Pelos textos bíblicos expostos, podemos entender a clara e profunda relação entre a missão da igreja e os

bens materiais. Estes devem ser consagrados a Deus na sua totalidade. Esta consagração é definida tanto

no Antigo Testamento como no Novo. Ainda que a consagração fosse e seja do todo, ela deve ser

praticada de alguma forma mínima e visível e acompanhada da compreensão de que, somos mordomos,

que administram o que não é seu, mas de Deus. Deve ser acompanhada ainda de: gratidão, compromisso,

obediência, espiritualidade sadia e integral, transparência nos relacionamentos humanos, seriedade,

liberalidade, visão missionária, baseada no próprio sacrifício de Cristo, dentre outros valores.
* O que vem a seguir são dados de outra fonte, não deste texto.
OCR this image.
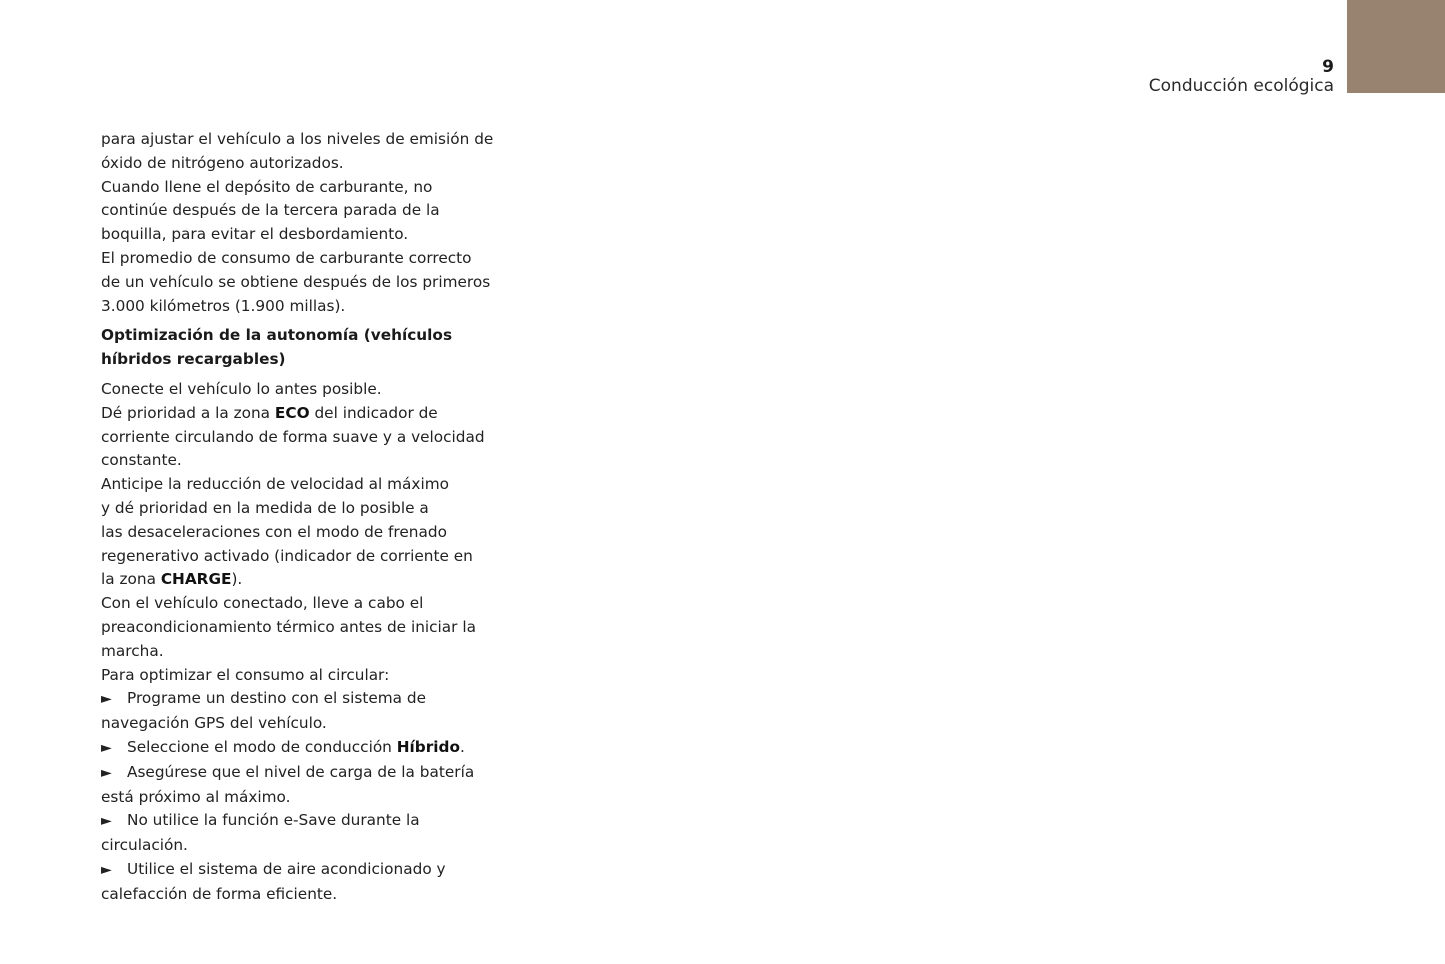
9
Conducción ecológica
para ajustar el vehículo a los niveles de emisión de
óxido de nitrógeno autorizados.
Cuando llene el depósito de carburante, no
continúe después de la tercera parada de la
boquilla, para evitar el desbordamiento.
El promedio de consumo de carburante correcto
de un vehículo se obtiene después de los primeros
3.000 kilómetros (1.900 millas).
Optimización de la autonomía (vehículos
híbridos recargables)
Conecte el vehículo lo antes posible.
Dé prioridad a la zona ECO del indicador de
corriente circulando de forma suave y a velocidad
constante.
Anticipe la reducción de velocidad al máximo
y dé prioridad en la medida de lo posible a
las desaceleraciones con el modo de frenado
regenerativo activado (indicador de corriente en
la zona CHARGE).
Con el vehículo conectado, lleve a cabo el
preacondicionamiento térmico antes de iniciar la
marcha.
Para optimizar el consumo al circular:
► Programe un destino con el sistema de
navegación GPS del vehículo.
► Seleccione el modo de conducción Híbrido.
► Asegúrese que el nivel de carga de la batería
está próximo al máximo.
► No utilice la función e-Save durante la
circulación.
► Utilice el sistema de aire acondicionado y
calefacción de forma eficiente.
Com isso,

devemos enxergar os dízimos como uma manifestação mínima, e não máxima, da nossa dedicação e as

ofertas, quando necessárias, devem ser dadas com alegria, crendo que Deus trará todo suprimento. A

missão da igreja conta com os recursos financeiros dados pelo próprio Deus ao seu povo e com o

desprendimento dos bens materiais por parte deste, crendo que o melhor investimento é aquele que se faz

em prol da expansão do Reino de Deus.